Cholecystokinin stimulates the recruitment of the Src–RhoA–phosphoinositide 3-kinase pathway by Vav-2 downstream of Gα13 in pancreatic acini

In isolated rat pancreatic acini, Src, RhoA, PI3-K, Vav-2, Gα12, and Gα13 were detected by immunoblotting. CCK enhanced the levels of these proteins, and the levels of Src and RhoA were reduced by the Src inhibitor herbimycin A and the Rho inhibitor pravastatin.

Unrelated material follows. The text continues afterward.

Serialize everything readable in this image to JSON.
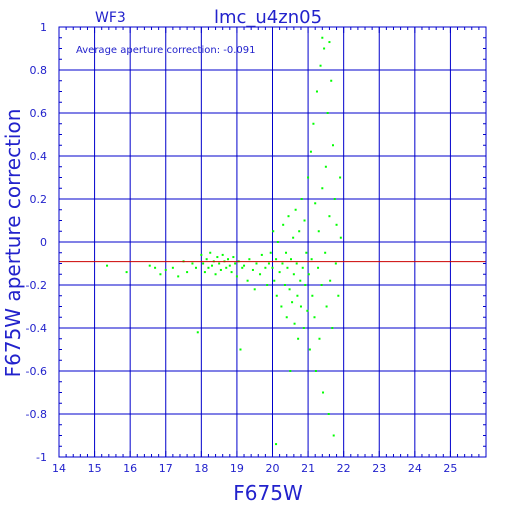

The PI3-K inhibitor wortmannin reduced the level of PI3-K. These inhibitors also decreased amylase secretion in CCK-treated pancreatic acini without altering basal secretion. Immunoprecipitation studies indicated that CCK caused Src to associate with Vav-2, RhoA, and PI3-K and RhoA and Src to associate with Vav-2. Ras, RasGAP, and SOS did not coimmunoprecipitate with Vav-2, and RasGAP and SOS did not coimmunoprecipitate with RhoA. CCK also enhanced Vav-2 and RhoA to coimmunoprecipitate with Gα13. We conclude that CCK stimulates the recruitment of the Src–RhoA–PI3-K signaling pathway by Vav-2 downstream of Gα13 in pancreatic acini.